The source code for the control process can be found in
[[https://github.com/openbsd/src/blob/3c46ceeaef274bbef234dac63245c4b6567168d7/usr.sbin/dhcpleasectl/dhcpleasectl.c][usr.sbin/dhcpleased/dhcpleasectl.c]]. Communication is done using
[[https://man.openbsd.org/unix.4][UNIX-domain sockets]] and connections are accepted by the /frontend/
process. Communication uses imsgs, and messages from the control
process are handled by [[https://github.com/openbsd/src/blob/3c46ceeaef274bbef234dac63245c4b6567168d7/sbin/dhcpleased/control.c#L221][control_dispatch_imsg()]] in control.c. The main
difference to the dispatch function between the dhcpleased(8)
processes is that messages with invalid data sizes are ignored instead
of exiting the daemon. This is done because everyone in the =wheel=
group can send messages to the daemon and we do not want them to be
able to make the daemon crash[fn::Or even everyone on the system in
case of unwind(8).]:
#+begin_src C
case IMSG_CTL_LOG_VERBOSE:
if (IMSG_DATA_SIZE(imsg) != sizeof(verbose))
break;
#+end_src
Here dhcpleased(8) expects single integer to set the verbosity of the
daemon. If we get something else we just ignore the message using
~break~.
Finally, the network daemons come with a logging framework that handles
logging to syslog or =stderr= when the daemons runs in the foreground
using =-d=. The code for this can be found in [[https://github.com/openbsd/src/blob/3c46ceeaef274bbef234dac63245c4b6567168d7/sbin/dhcpleased/log.c][log.c]].
* Epilogue
Writing software in C with security in mind can be a lot of fun when
standing on the shoulders of giants and having things like privilege
separation and restricted-service operating mode in your toolbox.

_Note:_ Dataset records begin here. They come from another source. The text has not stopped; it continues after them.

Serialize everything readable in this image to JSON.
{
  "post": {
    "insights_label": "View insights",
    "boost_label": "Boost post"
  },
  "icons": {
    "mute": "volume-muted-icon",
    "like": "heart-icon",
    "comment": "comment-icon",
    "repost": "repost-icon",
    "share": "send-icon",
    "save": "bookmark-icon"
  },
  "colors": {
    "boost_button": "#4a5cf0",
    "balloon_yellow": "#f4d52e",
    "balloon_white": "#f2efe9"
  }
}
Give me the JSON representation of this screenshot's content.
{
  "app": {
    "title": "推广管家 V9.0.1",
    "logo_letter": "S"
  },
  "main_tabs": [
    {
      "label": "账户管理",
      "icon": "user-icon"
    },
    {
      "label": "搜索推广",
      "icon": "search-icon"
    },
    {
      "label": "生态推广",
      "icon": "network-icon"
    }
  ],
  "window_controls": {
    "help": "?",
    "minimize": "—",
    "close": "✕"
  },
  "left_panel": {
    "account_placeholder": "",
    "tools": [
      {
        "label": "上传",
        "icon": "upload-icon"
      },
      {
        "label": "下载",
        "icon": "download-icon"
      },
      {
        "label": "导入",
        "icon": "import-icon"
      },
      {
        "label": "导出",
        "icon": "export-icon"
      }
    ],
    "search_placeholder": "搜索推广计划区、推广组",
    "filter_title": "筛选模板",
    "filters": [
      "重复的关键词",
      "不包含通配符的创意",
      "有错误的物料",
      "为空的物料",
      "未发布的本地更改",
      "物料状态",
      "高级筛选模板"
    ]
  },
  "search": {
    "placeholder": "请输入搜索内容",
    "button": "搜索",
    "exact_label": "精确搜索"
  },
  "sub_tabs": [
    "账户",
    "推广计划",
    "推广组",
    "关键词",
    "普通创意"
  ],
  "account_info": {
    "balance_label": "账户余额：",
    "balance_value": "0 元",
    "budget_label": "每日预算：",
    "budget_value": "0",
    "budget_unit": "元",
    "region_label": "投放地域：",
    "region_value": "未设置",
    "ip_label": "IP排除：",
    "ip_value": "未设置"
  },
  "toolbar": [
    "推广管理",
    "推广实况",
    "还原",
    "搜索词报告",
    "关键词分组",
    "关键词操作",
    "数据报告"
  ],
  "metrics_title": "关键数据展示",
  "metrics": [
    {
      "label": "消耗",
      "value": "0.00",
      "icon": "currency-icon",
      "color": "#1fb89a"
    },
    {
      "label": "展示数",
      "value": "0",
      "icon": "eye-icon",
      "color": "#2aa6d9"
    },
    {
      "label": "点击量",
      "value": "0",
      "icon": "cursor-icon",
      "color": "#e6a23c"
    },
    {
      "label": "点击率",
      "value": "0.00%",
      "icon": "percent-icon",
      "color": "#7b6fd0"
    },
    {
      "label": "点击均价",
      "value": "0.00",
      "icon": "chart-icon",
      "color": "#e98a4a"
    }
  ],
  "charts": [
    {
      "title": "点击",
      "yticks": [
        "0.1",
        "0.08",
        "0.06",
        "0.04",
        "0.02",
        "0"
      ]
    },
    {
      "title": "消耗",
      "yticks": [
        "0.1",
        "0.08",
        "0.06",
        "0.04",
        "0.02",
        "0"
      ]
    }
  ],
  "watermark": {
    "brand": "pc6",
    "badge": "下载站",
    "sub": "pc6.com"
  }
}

I wrote two daemons, dhcpleased(8) and slaacd(8), that are enabled by
default on every OpenBSD installation. We might eventually add a third
one. Having the mitigations shown here as well as all the other
mitigations constantly being added and enabled per default is what
lets me sleep at night. I am cautiously optimistic that when a bug is
found in dhcpleased(8) or slaacd(8) an attacker will have a hard time
pivoting to arbitrary code execution as root.